Acquiring Minor League Pitch-by-Pitch data with R and baseballr (3)

Or by pitcher handedness and level:

ggspraychart(vlad_pbp %>% mutate(matchup.pitchHand.description = paste0(matchup.pitchHand.description, 'handed')), x_value = 'hitData.coordinates.coordX', y_value = '-hitData.coordinates.coordY', fill_value = 'batted.ball.result', fill_palette = bb_palette, point_size = 3) + facet_wrap(~home_level_name) + labs(title = 'Vladimir Guerrero Jr: Batted Balls 2018') + facet_wrap(~matchup.pitchHand.description+home_level_name, ncol = 4)

Acquiring Minor League Pitch-by-Pitch data with R and baseballr (4)

It is not the most efficient process, but from what I can tell that’s the best way to do it today.

That’s all for now. Let me know if you have any issues. Oh, and before I forget, you can also grab MLB pbp data using the same functions.
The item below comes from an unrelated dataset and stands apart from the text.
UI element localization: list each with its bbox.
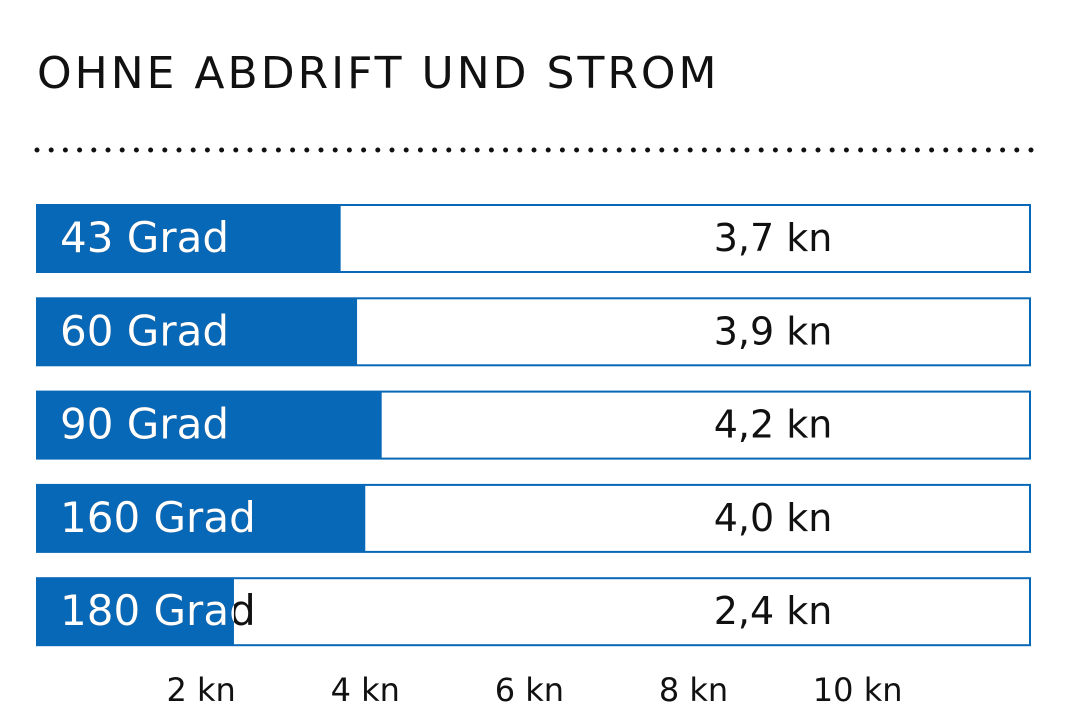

Comments and pull requests welcome!

Acquiring Minor League Pitch-by-Pitch data with R and baseballr (2024)

References

Top Articles
Rosen Tattoo - Bedeutung und Inspiration für Vorlagen Muster
29 Traditionelle Rosen-Tattoo-Designs für zeitlose persönliche Ausdrucksformen
William G. Nolan - Baker Swan Funeral Home
Air Chat En Espanol
895 Area Code Time Zone
Costco store locator - Florida
St Vrain Chain Gang
Sir Mo Farah says 'sport saved me' after finishing final race of illustrious career at Great North Run
Milk And Mocha Bear Gifs
Uhsbhlearn.com
Cookie Clicker The Advanced Method
Wmlink/Sspr
The Goddess Collection
Flappy Bird Cool Math Games
Tinyzonetv.to Unblocked
Rainbird Wiring Diagram
Roses Gordon Highway
Atl To London Google Flights
Juanita Swink Hudson
Bonduel Amish Auction 2023
Excuse Me This Is My Room Comic
2012 Buick Lacrosse Serpentine Belt Diagram
Elfqrindiscard
Audarite
Bx9 Bus Schedule
Ck3 Culture Map
Bronya Build Prydwen
27 Sage Street Holmdel Nj
Panty Note Manga Online
Caliber Near Me
NWS Southern Region Tropical Webpage
Jessica Renee Johnson Update 2023
Search results for: Kert\u00E9sz, Andr\u00E9, page 1
Hawkview Retreat Pa Cost
Obituaries Cincinnati Enquirer
Allina Akn Network
Tires Shop Santoyo
Babyboo Fashion vouchers, Babyboo Fashion promo codes, Babyboo Fashion discount codes, coupons, deals, offers
Comcast Business Downdetector
Ihop Ralph Ave
Bryant Air Conditioner Parts Diagram
Bostick Thompkins Funeral Home
Gtl Visit Me Alameda
Wash World Of Lexington Coin Laundry
Scotlynd Ryan Birth Chart
Ups Customer Center Locations
Directions To Lubbock
Cambridge Assessor Database
Saryn Prime Build 2023
The 7 best games similar to Among Us for Android - Sbenny’s Blog
Remembering the life of Jeff Hewson.
new hampshire real estate - craigslist
Latest Posts
Article information

Author: Manual Maggio

Last Updated:

Views: 6000

Rating: 4.9 / 5 (49 voted)

Reviews: 88% of readers found this page helpful

Author information

Name: Manual Maggio

Birthday: 1998-01-20

Address: 359 Kelvin Stream, Lake Eldonview, MT 33517-1242

Phone: +577037762465

Job: Product Hospitality Supervisor

Hobby: Gardening, Web surfing, Video gaming, Amateur radio, Flag Football, Reading, Table tennis

Introduction: My name is Manual Maggio, I am a thankful, tender, adventurous, delightful, fantastic, proud, graceful person who loves writing and wants to share my knowledge and understanding with you.